Then She Was Gone(80)
Sixty-one
You know, Laurel, all my life all I ever wanted was to feel like everyone else. I’d turn up in some different country at some new school and I’d see all the kids who’d grown up together, whose mums and dads all drank wine together at the weekends, all these laid-back kids with their in-jokes and their basement dens and their nicknames. And I’d look at them and think, How do you do that? How does that even work? I was never anywhere long enough to get a nickname. I was just ‘the new boy’. Every couple of years. ‘Hey, you, new boy.’ And being a virtual fucking genius didn’t really do me any favours either. Nobody likes a clever clogs. And I was a terrible clever clogs. My cleverness oozed out of me like goo.
Also I was not good-looking in the least. Plus bad at sports and completely disinterested. And of course I had these high-flying parents who clearly didn’t think there was any sacrifice too big for the sake of their careers, who genuinely, genuinely didn’t seem to realise that children liked being with their parents. They threw activities at me and told themselves that as long as I was busy I must surely be happy.
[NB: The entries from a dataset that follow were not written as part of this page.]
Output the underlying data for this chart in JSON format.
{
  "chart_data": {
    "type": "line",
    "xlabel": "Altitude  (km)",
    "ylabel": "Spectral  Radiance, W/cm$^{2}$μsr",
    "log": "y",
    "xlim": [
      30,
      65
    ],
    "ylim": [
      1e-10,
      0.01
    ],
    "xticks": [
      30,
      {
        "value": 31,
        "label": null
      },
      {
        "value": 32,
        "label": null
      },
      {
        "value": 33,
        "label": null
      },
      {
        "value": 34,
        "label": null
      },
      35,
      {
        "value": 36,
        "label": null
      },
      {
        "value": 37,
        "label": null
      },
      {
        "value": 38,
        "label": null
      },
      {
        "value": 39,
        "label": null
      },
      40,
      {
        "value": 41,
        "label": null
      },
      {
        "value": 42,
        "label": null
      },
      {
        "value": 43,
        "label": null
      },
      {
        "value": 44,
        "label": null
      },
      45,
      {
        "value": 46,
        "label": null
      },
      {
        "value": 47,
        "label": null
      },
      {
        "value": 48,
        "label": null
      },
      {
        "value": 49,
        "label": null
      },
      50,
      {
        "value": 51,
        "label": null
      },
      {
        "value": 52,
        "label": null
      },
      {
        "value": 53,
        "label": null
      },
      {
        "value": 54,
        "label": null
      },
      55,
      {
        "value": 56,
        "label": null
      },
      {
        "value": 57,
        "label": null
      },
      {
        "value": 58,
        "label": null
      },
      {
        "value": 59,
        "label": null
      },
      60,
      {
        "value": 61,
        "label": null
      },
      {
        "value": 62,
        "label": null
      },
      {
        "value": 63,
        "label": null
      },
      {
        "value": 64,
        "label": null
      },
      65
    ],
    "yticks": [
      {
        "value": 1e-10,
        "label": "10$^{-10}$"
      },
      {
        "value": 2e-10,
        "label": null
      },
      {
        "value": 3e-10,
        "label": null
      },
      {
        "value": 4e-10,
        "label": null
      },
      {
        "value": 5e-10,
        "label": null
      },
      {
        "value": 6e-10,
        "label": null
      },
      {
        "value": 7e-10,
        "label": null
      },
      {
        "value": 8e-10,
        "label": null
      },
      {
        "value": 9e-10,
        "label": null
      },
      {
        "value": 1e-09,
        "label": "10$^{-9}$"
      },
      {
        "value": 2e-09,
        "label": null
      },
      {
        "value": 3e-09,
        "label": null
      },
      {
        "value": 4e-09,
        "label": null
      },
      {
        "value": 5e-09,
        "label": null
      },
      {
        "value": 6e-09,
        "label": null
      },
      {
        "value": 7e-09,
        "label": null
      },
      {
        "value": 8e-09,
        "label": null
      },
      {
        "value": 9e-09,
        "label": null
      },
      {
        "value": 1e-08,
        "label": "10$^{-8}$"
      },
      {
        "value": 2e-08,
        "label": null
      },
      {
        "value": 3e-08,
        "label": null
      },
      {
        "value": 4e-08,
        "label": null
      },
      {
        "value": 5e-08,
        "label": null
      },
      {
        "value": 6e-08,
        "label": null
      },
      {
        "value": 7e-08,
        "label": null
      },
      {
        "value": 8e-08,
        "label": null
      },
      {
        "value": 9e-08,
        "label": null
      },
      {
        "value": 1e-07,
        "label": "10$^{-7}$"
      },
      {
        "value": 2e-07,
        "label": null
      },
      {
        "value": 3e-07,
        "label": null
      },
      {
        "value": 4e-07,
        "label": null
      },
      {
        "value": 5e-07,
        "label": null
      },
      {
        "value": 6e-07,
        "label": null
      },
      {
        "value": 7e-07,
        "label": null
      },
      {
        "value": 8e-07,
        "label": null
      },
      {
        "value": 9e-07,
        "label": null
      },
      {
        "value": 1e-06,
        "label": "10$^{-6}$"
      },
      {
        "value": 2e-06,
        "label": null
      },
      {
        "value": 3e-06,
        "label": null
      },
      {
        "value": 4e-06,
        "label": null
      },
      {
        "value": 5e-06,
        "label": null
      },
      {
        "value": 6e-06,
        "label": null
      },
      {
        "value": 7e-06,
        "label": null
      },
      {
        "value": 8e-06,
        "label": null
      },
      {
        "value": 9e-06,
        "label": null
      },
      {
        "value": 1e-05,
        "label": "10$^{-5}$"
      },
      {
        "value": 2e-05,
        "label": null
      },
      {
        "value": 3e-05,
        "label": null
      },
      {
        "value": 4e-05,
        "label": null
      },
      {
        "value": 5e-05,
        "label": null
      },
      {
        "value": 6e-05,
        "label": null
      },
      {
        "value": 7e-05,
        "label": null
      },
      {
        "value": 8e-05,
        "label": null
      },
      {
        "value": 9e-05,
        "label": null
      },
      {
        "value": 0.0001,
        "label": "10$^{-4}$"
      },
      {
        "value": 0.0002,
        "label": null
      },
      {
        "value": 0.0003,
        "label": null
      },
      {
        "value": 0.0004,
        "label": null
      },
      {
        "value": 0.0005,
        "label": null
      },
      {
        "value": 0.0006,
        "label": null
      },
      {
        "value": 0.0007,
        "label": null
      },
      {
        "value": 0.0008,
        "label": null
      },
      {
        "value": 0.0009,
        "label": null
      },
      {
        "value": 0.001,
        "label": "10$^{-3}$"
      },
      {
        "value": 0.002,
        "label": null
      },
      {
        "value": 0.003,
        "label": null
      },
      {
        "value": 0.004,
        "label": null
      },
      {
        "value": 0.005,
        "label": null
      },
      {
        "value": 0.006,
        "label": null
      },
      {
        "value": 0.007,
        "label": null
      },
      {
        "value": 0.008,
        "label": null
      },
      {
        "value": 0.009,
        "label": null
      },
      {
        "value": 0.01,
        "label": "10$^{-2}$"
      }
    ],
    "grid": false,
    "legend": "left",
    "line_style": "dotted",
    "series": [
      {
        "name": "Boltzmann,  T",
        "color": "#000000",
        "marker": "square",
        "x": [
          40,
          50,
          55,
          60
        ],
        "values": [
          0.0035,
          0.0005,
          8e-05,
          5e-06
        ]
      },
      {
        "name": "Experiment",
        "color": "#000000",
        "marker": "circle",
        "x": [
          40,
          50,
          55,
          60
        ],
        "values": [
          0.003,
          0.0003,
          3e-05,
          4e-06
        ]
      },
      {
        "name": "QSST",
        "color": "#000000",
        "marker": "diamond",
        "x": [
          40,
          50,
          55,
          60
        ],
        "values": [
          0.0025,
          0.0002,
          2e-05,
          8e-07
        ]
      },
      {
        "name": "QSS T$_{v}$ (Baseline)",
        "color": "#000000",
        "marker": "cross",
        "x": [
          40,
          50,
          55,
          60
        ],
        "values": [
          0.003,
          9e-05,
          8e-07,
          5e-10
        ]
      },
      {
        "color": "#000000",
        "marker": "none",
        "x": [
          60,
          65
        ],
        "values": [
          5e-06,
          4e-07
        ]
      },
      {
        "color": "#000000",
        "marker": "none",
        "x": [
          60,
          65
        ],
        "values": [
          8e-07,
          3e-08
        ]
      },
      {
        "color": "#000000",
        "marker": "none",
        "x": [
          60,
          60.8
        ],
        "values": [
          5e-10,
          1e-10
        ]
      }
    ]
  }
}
There was one school, one town, in Germany. I liked that school. It was an international school, kids from all over the world; a lot of them couldn’t even speak English. And a transient intake, kids coming and going all the time. So for once I had an advantage. I could speak English. And I was there for nearly four years, from eleven to fourteen. So I started off as one of the youngest and became one of the oldest. This was good stuff. Formative. Almost transformative. I’d see new kids arrive, little ones, foreign ones, tiny little Korean kids or Indian kids or Nigerian kids, struggling with the language, struggling with the culture shock. And that made me feel normal.
I had a girlfriend there. Mathilde. She was French. Quite pretty. We kissed a few times and maybe if my parents hadn’t dragged me away by the scruff of my neck at that precise moment and dropped me down in the next place, maybe I’d have had a chance to develop that normality, become a guy with a core and a soul.
As it is, I don’t think I ever really loved anyone, until Poppy came along.
And even now I’m not sure if that’s quite the right word.
After all, I have nothing to compare it to.
Why didn’t I go straight to the police after seeing Ellie on Crimewatch, that’s what you’d like to know, isn’t it? And it’s a very good question.
Firstly, at this juncture, I did not know whether Ellie was dead or alive. I did not know how long she’d been in Noelle’s basement, assuming she had ever been there. And according to the TV show, there was a slim possibility that she’d let herself into your house four years after her disappearance and helped herself to some cash and valuables. So Ellie was potentially anywhere or nowhere and the narrative was all over the place.
But that in itself was not a good enough reason to stop me telling the police what little I knew. You see, what concerned me the most was my role in this scenario. Another thing that Noelle told me the day she told me that she wasn’t Poppy’s real mother was that I was not Poppy’s real father. She told me that the baby had been conceived using sperm she’d bought off the internet. I’d locked this unpalatable little nugget away with all the other stuff she told me and stuck my head in the sands of denial. Poppy was literally, Laurel, literally the only good thing that had ever happened to me. My pride and joy. My entire raison d’être. You know how difficult my relationship with Sara-Jade has always been. You know how she hated me as a child, spat in my face, bit me and scratched me. I thought that was what fatherhood was. I thought that was the child I deserved. And then Poppy came into my life and she was so exquisite and so clever and she adored me. For the first time in my life I had something beautiful and precious that nobody else had, nobody in the world. And if she wasn’t mine then my life no longer made any sense to me.
But after watching the Crimewatch special I realised that if she was mine and if I told the police what I knew about Noelle and Ellie that there would be no police officer, no detective, no judge and no juror that would ever, in a million years, believe that Ellie had been impregnated with my sperm without my knowledge or consent. It was preposterous. Clearly. I would be done, at the very least, for aiding and abetting. And I would be done for rape of a minor. A minor that I’d never even met.
But again I prevaricated. I did not get a DNA test done even though proof that Poppy was not genetically my child would free me to report what I knew to the police. I simply wasn’t ready to let her go, Laurel. I’m so sorry.
Shortly after the Crimewatch special I read an interview with you in the Guardian. It was some kind of real-life interest story in the magazine. You said, and I quote: ‘The nightmare of the thing is the not knowing. The lack of closure. I just cannot move forward without knowing where my daughter is. It’s like walking through sinking mud. I can see something on the horizon, but I can never, ever get to it. It’s a living death.’
And then a month later there were the headlines in the papers. ‘ELLIE’S REMAINS FOUND’. You had your closure. I came to the funeral. I stood at a respectful remove. I saw your legs buckle as your husband helped you into the crematorium and saw them buckle again on the way out. Closure, it seemed, had brought you nothing but a box of bones. But I could give you something that would get you out of the sinking mud and walking towards the horizon. I could give you Poppy.